To the Editor:—
An 85-yr-old man was transferred to our institution for evacuation of a subdural hematoma. His course was complicated by deep venous thromboembolism necessitating intravenous heparin. He ultimately required intubation and was ventilated for several minutes before the recognition of an inadvertent esophageal intubation. The endotracheal tube was correctly repositioned, and a nasogastric tube was inserted with the return of approximately 500 ml of fresh blood. After the heparin was discontinued, his partial thromboplastin time normalized, and the platelet count and international normalized ratio were also normal. On upper endoscopy, the esophagus and duodenum were completely normal. In the gastric fundus, there were linear mucosal tears (fig. 1). There was no surrounding inflammation, and the appearance was not consistent with trauma from the nasogastric tube.
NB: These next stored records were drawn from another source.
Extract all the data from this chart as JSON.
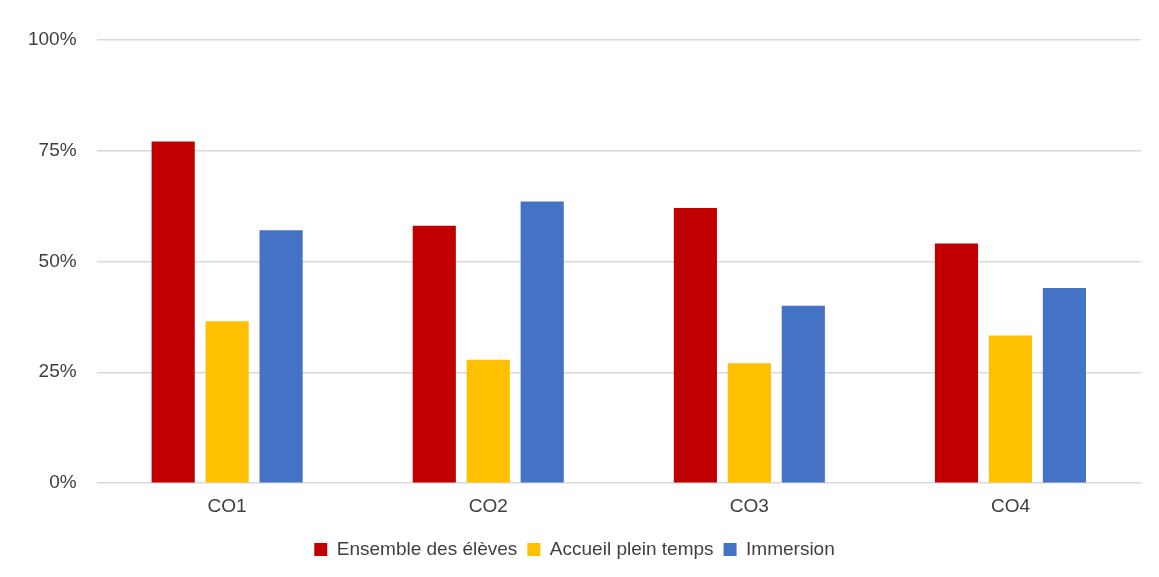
{
  "chart_data": {
    "type": "bar",
    "categories": [
      "CO1",
      "CO2",
      "CO3",
      "CO4"
    ],
    "series": [
      {
        "name": "Ensemble des élèves",
        "color": "#c00000",
        "values": [
          77,
          58,
          62,
          54
        ]
      },
      {
        "name": "Accueil plein temps",
        "color": "#ffc000",
        "values": [
          36.5,
          27.8,
          27,
          33.3
        ]
      },
      {
        "name": "Immersion",
        "color": "#4472c4",
        "values": [
          57,
          63.5,
          40,
          44
        ]
      }
    ],
    "ylim": [
      0,
      100
    ],
    "yticks": [
      {
        "value": 0,
        "label": "0%"
      },
      {
        "value": 25,
        "label": "25%"
      },
      {
        "value": 50,
        "label": "50%"
      },
      {
        "value": 75,
        "label": "75%"
      },
      {
        "value": 100,
        "label": "100%"
      }
    ],
    "grid": "y",
    "legend": "bottom"
  }
}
There was minimal oozing of blood and small adherent clots, but there was nothing necessitating endoscopic treatment.
Tears in the gastric mucosa from overdistension during endoscopy for percutaneous endoscopic gastrostomy tube placement in the setting of malnutrition, advanced age, and gastric atrophy have been described.1Gastric perforation from overdistention has been reported in patients undergoing cardiopulmonary resuscitation2,3and inadvertent esophageal intubation.4–8In these cases of iatrogenic gastric rupture, rapid accumulation of air leads to mucosal tears and ultimately to rupture of the stomach. At laparotomy or autopsy, the defect is typically identified in the lesser curvature of the stomach (the area of least elastance).8Rapid gastric distention may cause compression of the cardia by the right hemidiaphragm and also alter the angle of the antrum.9These changes allow air entry through the gastroesophageal junction but prevent escape of air through the gastroesophageal junction or the pylorus.8,9
We report a case of acute upper gastrointestinal bleeding from mucosal tears resulting from gastric overdistention after inadvertent esophageal intubation. To our knowledge, this complication has not been previously described and should be included in the differential diagnosis of upper gastrointestinal bleeding in critically ill patients who have had inadvertent esophageal intubation or cardiopulmonary resuscitation. The combination of history of esophageal intubation, involvement of the lesser curvature, and similarity to the mucosal tears seen by Green and Tendler1during percutaneous endoscopic gastrostomy tube placement support this diagnosis. In addition, in cases of upper gastrointestinal bleeding when a history of inadvertent esophageal intubation is obtained, gastric perforation should be ruled out with abdominal imaging before performing upper endoscopy.